The bill's options regarding the amount of community benefit to be provided will assure greater consistency across the state. The bill could be modified so that hospitals can meet both their federal and state reporting requirements simultaneously. Some public health departments are having trouble engaging their hospitals in developing community health needs assessments. Producing a community health needs assessment could be countable as a community benefit expenditure. Community building activities are not typically countable under federal guidelines, but the bill could make them countable as community benefit expenditures.

(Opposed) Nonprofit hospitals must report a Schedule H to the federal government including financial assistance, shortfalls, community health improvement services and community benefit operations, subsidizations of health services, funds for research, and community building activities.
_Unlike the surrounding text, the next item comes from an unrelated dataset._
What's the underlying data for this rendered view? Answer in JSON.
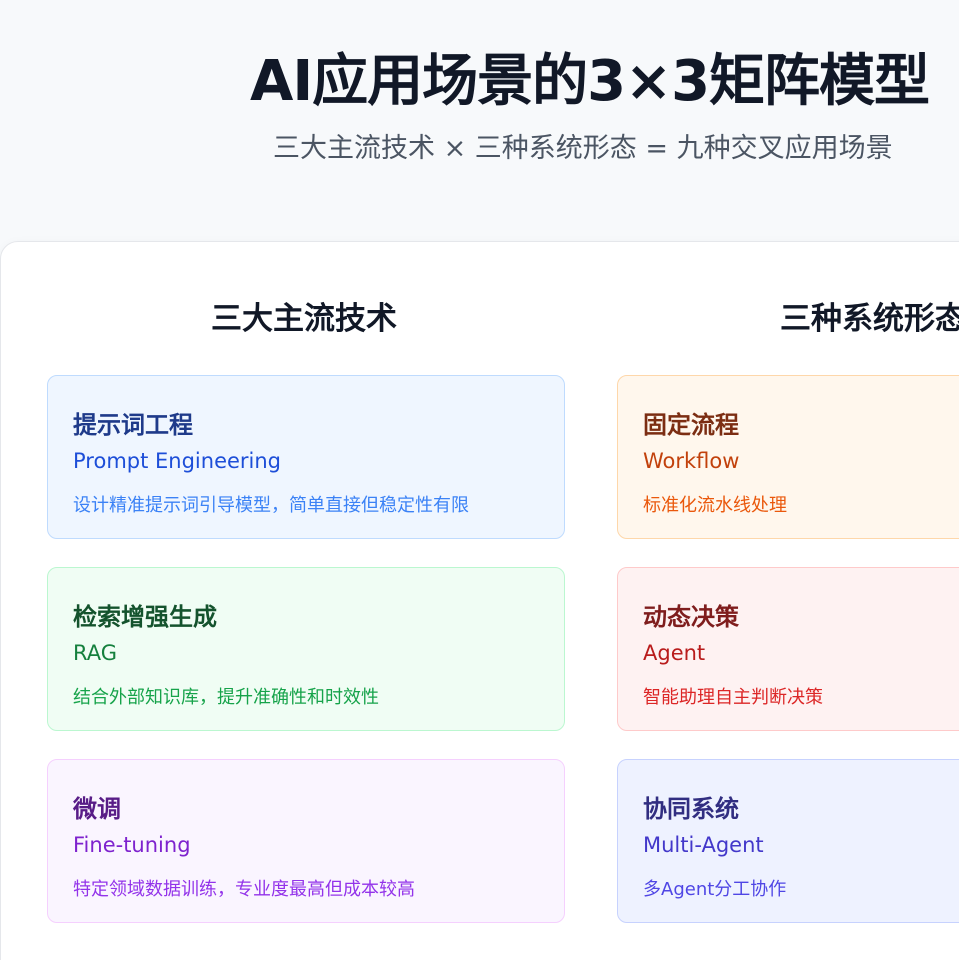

The ACA will require more hospitals to conduct community health needs assessments in 2013. This bill will require many reporting requirements for hospitals in addition to the new ACA requirements. Hospitals are already reporting a lot of information and will have many new reporting requirements and should not have to comply with this additional requirement until the federal guidelines for community health needs assessments are in place. The bill's nonprofit status provisions raises concerns about enforcing this at the state level before it is known what the federal government will require. There is a lot going on around community health needs assessments and the bill should be held until there is more certainty about the federal requirements.

Staff Summary of Public Testimony (Health & Human Services Appropriations & Oversight):

(In support) In 2014 the federal Affordable Care Act (ACA) will reduce the need for charity care, yet nonprofit hospitals will still need a way to provide community benefits in order to meet their nonprofit requirements. This bill will be funded out of the Hospital Data Collection Account. This bill allows hospitals to count their community health needs assessment activities as community benefits. Community health assessment is a core function of public health. This bill helps public health focus its scarce resources on the biggest problems.

(Opposed) The federal ACA has a new requirement that nonprofit hospitals conduct community health needs assessments and this bill will create additional requirements and add costs for hospitals. Federal reporting guidelines have not yet been adopted, so it is premature to add these state reporting requirements.

Persons Testifying (Health Care & Wellness): (In support) Representative Jinkins, prime sponsor; Jennifer Tebaldi, Department of Health; Lonnie Johns-Brown, League of Women Voters and National Organization for Women; Nathan Weed, Washington State Public Health Association; Peter Browning, Washington State Association of Local Public Health Officials; and Paul Benz, Faith Action Network.

(Opposed) Lisa Thatcher, Washington State Hospital Association.

Persons Testifying (Health & Human Services Appropriations & Oversight): (In support) Representative Jinkins, prime sponsor; and Jennifer Tebaldi, Department of Health.

(Opposed) Lisa Thatcher, Washington State Hospital Association.

Persons Signed In To Testify But Not Testifying (Health Care & Wellness): None.

Persons Signed In To Testify But Not Testifying (Health & Human Services Appropriations & Oversight): None.